Lund is enjoying watching it come together.
“We’re good and it’s a lot of fun, because I know we haven’t reached our full potential yet in these matches,” Lund said. “You can see things that we struggle with, things that we do well, and I know that we haven’t reached our full potential and that’s exciting.
“That’s what makes playing so fun, because you never know when it’s going to break through, and you never know when players are going to make it click. We have young players coming in at key positions. It’s awesome. We’re young, we’re good, we’re rolling with it, and we’re going to get better.”
Fisher, who grew up in Santa Barbara and played at Pacific before playing internationally indoors and then on the AVP tour, is 158-47 at Pittsburgh.

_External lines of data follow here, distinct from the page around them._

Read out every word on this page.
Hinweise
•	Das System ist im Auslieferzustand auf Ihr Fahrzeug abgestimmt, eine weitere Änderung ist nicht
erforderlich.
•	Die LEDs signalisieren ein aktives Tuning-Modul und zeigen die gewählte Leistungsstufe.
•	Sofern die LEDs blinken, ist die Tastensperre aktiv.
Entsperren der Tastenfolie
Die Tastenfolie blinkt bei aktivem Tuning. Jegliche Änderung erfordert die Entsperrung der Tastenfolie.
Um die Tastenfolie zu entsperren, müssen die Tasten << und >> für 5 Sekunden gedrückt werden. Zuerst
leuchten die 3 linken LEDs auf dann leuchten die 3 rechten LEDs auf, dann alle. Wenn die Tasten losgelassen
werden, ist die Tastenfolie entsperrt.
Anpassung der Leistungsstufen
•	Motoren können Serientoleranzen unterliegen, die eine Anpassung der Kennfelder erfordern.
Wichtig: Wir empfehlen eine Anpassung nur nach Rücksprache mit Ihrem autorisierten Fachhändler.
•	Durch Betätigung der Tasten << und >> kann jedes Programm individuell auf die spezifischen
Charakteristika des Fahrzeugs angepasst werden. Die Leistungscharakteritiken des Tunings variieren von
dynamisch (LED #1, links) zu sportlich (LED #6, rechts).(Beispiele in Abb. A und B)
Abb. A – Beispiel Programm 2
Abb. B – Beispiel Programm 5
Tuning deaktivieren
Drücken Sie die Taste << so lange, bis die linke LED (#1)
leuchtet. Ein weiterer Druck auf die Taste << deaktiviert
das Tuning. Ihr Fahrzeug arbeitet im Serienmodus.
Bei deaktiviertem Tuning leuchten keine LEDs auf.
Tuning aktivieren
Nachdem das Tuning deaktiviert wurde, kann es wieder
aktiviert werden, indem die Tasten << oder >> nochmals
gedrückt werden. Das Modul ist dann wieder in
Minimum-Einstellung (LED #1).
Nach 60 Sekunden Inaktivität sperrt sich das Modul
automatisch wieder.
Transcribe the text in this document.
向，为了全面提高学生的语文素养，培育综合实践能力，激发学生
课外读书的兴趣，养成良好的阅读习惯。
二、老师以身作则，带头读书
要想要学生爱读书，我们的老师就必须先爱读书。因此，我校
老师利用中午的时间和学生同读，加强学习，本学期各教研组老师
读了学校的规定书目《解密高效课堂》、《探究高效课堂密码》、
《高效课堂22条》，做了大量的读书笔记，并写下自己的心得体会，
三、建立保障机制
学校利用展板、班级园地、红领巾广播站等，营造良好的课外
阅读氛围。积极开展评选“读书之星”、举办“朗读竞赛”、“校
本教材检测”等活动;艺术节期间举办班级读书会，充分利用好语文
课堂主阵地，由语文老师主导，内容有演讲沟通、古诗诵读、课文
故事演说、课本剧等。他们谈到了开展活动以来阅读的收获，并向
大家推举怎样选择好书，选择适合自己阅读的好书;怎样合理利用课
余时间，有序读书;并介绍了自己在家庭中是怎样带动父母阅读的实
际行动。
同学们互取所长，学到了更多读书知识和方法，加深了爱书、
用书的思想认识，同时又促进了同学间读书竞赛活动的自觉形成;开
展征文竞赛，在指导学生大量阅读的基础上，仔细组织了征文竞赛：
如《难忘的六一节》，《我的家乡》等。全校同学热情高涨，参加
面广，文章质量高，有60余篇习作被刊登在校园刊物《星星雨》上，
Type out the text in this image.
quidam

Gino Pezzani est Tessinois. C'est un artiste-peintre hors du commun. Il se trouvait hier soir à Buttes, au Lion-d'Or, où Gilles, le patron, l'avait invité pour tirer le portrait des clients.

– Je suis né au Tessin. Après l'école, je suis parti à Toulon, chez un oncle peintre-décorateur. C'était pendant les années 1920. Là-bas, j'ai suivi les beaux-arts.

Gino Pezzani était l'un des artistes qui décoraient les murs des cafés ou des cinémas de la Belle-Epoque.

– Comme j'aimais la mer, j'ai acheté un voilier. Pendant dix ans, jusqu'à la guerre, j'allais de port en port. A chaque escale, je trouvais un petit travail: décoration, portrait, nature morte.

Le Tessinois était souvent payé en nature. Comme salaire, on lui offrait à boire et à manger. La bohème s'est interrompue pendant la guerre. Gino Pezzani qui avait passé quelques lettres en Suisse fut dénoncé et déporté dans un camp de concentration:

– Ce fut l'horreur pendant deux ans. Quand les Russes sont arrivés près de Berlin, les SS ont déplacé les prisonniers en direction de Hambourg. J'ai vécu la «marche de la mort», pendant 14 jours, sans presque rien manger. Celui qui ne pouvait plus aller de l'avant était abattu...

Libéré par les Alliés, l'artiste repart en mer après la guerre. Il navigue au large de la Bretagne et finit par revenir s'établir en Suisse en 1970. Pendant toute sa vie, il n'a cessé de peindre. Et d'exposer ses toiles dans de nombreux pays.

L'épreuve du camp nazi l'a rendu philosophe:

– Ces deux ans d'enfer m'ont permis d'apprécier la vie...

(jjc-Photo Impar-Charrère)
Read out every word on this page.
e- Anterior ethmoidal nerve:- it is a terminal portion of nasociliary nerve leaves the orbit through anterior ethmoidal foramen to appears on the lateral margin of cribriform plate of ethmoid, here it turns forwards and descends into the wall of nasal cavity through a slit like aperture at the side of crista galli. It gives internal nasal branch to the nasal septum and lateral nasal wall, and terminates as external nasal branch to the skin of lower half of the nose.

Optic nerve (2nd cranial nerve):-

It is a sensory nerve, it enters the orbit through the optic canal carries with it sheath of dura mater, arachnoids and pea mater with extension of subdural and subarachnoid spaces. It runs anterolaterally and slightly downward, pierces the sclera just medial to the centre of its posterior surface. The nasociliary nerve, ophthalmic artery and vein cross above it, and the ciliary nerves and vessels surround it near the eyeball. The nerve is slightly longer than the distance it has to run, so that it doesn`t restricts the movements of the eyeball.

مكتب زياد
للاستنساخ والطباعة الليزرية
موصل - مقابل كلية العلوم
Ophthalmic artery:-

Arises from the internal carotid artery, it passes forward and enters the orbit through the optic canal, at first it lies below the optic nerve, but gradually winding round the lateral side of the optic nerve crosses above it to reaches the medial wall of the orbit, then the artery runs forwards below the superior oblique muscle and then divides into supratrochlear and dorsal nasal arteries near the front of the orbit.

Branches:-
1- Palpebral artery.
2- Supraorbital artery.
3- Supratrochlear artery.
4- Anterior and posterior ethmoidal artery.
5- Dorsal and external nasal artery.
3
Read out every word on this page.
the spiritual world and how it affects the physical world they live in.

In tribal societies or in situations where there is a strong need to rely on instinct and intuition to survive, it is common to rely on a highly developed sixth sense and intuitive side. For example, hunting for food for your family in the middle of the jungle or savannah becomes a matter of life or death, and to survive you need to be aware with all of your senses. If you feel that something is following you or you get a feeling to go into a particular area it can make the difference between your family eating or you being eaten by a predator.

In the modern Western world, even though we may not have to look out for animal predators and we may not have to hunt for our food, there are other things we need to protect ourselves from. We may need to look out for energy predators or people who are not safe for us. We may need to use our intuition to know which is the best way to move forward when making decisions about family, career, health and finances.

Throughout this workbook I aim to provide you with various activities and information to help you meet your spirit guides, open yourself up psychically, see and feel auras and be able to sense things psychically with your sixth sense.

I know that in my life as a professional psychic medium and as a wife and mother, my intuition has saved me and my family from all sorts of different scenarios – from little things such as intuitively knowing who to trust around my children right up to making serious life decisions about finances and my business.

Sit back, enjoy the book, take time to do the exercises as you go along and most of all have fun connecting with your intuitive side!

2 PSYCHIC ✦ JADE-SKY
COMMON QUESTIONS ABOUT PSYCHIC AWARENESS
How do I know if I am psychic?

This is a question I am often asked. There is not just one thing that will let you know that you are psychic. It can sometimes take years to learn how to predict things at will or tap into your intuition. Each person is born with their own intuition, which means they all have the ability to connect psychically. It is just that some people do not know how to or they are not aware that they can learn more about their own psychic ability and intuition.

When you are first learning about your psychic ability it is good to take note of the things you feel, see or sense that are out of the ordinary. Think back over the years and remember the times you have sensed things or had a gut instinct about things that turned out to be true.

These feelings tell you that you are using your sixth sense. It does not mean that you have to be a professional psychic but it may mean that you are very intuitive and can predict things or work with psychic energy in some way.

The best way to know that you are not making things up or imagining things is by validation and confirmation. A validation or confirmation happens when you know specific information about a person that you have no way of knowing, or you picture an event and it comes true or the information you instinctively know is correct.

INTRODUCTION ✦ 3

His coaching resume includes working at Pacific on the men’s side and as an assistant at San Francisco and Hawai’i before two seasons as the head coach at Concordia (winning the 2012 NAIA national championship). He’s coached USA national teams.
Pitt has progressed from 25-9 in 2016 to 26-7 in 2017 to 30-2 in 2018, winning back-to-back ACC titles. The goal is higher, of course, especially with this year’s NCAA Championship in Pittsburgh.
“To represent our city would be very special for us, and of course, that’s something that’s in the back of everybody’s minds,” Markovic admitted. “Sometimes we’ll kick back and say, ‘Hey, let’s just stay in Pittsburgh.’”
Fisher would be OK with that.
“We want to be in a position where we can host,” Fisher said, referring to being of the top four teams in the NCAA bracket, which ensures playing at home the first four rounds.
“We feel like that gives us the best chance to move to the sweet 16, and then from there, of course we want to be in the final four. We talked about it as a team, and time will tell if we’re good enough. We’re not shying away from saying that we want to be there.”